Hewlett Packard (HP) is considered to be the company which defined Silicon Valley. HP was founded by Bill Hewlett and David Packard, both electrical engineers who met while studying at Stanford University. The fact that they both came out of an engineering culture gave them a huge respect for engineers and the innovations they created which evolved into The HP Way – the corporate culture of HP and many other people-oriented businesses. It’s not a coincidence that two engineers would care deeply about how to create an environment in which engineers could thrive.
Google (now Alphabet) is a similar story. The founders of Google, Larry Page and Sergey Brin, were both computer scientists who met at Stanford. Google has developed with a culture which is based upon excellence in computer science and engineering in everything it does.

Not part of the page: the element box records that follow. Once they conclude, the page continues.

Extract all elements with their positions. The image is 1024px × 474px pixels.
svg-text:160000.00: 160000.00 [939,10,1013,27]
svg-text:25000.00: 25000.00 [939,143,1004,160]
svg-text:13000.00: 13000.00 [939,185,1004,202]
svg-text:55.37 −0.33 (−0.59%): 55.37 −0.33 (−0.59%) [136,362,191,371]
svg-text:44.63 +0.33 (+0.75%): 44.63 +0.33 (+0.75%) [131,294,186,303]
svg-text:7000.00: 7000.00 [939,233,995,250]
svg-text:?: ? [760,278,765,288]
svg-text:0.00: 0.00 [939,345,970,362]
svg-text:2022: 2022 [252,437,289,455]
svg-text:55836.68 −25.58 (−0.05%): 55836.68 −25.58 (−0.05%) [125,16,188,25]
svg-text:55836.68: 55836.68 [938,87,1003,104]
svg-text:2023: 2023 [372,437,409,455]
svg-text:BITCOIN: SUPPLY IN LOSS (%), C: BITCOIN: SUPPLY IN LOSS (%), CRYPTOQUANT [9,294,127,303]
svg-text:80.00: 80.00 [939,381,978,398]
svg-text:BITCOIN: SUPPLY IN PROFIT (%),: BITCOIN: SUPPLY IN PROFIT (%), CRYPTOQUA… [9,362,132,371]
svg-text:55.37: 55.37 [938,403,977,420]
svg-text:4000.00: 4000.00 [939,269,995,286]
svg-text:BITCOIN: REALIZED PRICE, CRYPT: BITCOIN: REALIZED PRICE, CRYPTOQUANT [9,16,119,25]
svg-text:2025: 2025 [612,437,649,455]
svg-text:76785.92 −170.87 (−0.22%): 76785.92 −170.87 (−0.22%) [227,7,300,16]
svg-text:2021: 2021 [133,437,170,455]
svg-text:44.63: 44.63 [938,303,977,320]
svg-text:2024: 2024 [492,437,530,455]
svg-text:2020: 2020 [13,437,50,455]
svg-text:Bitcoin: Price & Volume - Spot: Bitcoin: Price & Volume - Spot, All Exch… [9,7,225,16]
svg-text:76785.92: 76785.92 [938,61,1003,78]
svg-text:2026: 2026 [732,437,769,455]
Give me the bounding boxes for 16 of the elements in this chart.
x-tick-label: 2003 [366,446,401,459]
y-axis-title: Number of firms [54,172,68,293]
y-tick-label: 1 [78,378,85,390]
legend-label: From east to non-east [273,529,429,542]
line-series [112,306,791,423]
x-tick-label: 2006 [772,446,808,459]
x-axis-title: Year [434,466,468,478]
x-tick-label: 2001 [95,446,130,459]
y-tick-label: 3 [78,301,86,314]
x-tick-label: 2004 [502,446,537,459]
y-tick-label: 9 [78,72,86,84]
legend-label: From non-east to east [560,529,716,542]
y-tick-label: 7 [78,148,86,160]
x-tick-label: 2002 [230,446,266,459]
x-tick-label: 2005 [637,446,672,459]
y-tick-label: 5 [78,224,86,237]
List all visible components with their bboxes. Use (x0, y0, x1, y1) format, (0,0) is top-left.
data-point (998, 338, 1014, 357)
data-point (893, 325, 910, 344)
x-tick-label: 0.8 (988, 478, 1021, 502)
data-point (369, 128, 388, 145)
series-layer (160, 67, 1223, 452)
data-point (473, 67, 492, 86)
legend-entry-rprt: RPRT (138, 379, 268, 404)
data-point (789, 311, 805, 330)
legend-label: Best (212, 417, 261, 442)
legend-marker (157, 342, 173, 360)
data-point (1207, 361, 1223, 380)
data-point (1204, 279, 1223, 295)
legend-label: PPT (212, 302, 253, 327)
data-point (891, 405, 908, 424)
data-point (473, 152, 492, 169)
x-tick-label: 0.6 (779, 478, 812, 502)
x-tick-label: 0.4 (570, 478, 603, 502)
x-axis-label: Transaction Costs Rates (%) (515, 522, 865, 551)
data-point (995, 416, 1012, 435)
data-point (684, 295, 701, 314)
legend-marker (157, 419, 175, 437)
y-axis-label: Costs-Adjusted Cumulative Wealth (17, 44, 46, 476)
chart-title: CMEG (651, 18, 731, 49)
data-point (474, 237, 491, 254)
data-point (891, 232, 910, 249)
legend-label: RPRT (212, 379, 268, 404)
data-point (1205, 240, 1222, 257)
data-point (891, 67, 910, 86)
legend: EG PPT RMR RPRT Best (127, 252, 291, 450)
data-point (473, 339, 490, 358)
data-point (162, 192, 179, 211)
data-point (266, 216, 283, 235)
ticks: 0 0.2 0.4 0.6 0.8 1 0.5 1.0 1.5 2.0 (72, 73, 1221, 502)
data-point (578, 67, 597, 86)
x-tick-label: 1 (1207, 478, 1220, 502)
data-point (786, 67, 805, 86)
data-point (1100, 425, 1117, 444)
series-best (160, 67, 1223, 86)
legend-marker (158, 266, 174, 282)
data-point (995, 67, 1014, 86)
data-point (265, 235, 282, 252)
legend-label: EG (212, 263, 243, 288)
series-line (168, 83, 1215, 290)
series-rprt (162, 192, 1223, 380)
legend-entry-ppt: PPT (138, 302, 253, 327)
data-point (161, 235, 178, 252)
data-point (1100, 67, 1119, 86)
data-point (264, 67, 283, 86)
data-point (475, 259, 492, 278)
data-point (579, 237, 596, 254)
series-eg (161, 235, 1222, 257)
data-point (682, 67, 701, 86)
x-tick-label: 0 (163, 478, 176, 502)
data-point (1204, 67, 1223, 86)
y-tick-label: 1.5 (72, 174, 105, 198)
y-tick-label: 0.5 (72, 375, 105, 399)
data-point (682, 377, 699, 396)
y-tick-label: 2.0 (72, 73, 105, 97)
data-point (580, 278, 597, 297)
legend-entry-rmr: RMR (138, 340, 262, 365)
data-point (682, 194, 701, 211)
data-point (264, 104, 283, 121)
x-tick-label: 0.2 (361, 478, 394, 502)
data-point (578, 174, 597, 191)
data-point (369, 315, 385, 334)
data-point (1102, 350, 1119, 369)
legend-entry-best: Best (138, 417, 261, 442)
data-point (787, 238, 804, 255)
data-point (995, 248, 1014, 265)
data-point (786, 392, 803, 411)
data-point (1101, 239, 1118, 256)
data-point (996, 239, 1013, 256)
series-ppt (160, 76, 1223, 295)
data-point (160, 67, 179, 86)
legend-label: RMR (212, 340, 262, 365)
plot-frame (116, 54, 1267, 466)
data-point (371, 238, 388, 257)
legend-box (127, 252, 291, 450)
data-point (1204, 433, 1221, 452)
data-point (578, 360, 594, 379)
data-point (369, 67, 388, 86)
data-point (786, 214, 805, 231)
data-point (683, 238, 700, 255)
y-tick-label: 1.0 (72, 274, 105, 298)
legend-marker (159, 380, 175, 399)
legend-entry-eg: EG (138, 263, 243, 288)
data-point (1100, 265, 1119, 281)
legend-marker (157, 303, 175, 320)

Mix of skills and work ethic
The most common mix of professional skills within the founder team is one engineer and one commercial promoter. This combination works best in existing markets where the idea is to fill a niche in an existing market. The commercial founder can gather market intelligence while the engineer works with the team to develop the new product. In the Apple co-founding team, Jobs/Wozniak, the former was more of a sales-minded, while the latter was an electronics guru. This combination of skill sets worked out well for Apple’s co-founders.
In addition to the mix of professional skills, there are several other factors that make for a long-term team. Work ethic is an important consideration. If one founder wants to work 70 hours a week and the co-founder will only work 40 hours per week, the difference in work ethic will lead to recriminations and a feeling that the partnership is not fair. A new business is not mature enough to accommodate founders wanting to contribute significantly different amounts of time. It is known that Gates & Allen, co-founders of Microsoft has some arguments about how unproductive Allen was and how Gates wanted to dilute Allen’s ownership in Microsoft.
A similar factor is risk appetite. Two young founders who have not made significant amounts of money before can be equally driven to achieve long term financial success. If one founder has already been a successful entrepreneur, they may be less willing to take risks the second time around. Some founders are motivated by building a great business for the very long term, others are driven by the attraction of retiring early or giving back to the community. The ice cream brand, Ben&Jerry was founded by two friends, Ben and Jerry. They were best friends who built a successful business thanks to a joint passion for food and a desire to do more than just profit. The pair are resolute about giving back to the community and this resonates with their customers.
It’s important to discuss your long-term objectives. For example, by turning a business into a public company, by listing its shares on a stock exchange, one founder can develop the business for the long term while the other founder can sell the public shares as they wish. Other differences can be harder to manage. It’s rare to see a successful business where one founder is a risk-taking entrepreneur, and the other is a cautious penny pincher because one founder inhibits the other.
Respect is essential
The type of relationship between the founders doesn’t seem to matter as long as they can tolerate each other’s company and view each other with mutual respect. The relationship can be equal and interchangeable partners, sometimes even sharing the CEO title. Or the relationship can be obviously hierarchical – mentor and mentee, for example – especially if the founders have very different amounts of experience. Another common example is Dreamer and Doer – one founder has an ambitious vison of the future; the other founder makes it happen operationally.
The relationship can even be wife and husband. The relationship between the board members needs to be balanced but the relationship between a romantic couple is usually more permanent than any business relationship within the board. The director appointed by the professional investor may feel that they are dealing with a united couple who it is hard to influence. Lesley and Nigel Eccles founded the fantasy sports betting site FanDuel in 2009. Despite several legal challenges and investor pressure, their bond stayed strong and the company was acquired by Flutter Entertainment for $4.2B in December 2020. After that, they both started new ventures due to the intense scrutiny and pressure from investors. They think they worked really well together as they complemented each other.
There are other clear examples of success of start-ups founded by married couples. Eventbrite wife and husband co-founders, Julia and Kevin Hartz co-founded Eventbrite, which went public on the New York Stock Exchange in 2018. Married couple Diane Greene and Mendel Rosenblum were on the co-founding team of VMware, which sold to Dell in 2015.
Choosing a co-founder for your business is not an easy task and shouldn’t be taken lightly. As with any sports, even if your founding team is made up of first-class players, there is no guarantee that your team will succeed. The most important thing is how well the team can work together.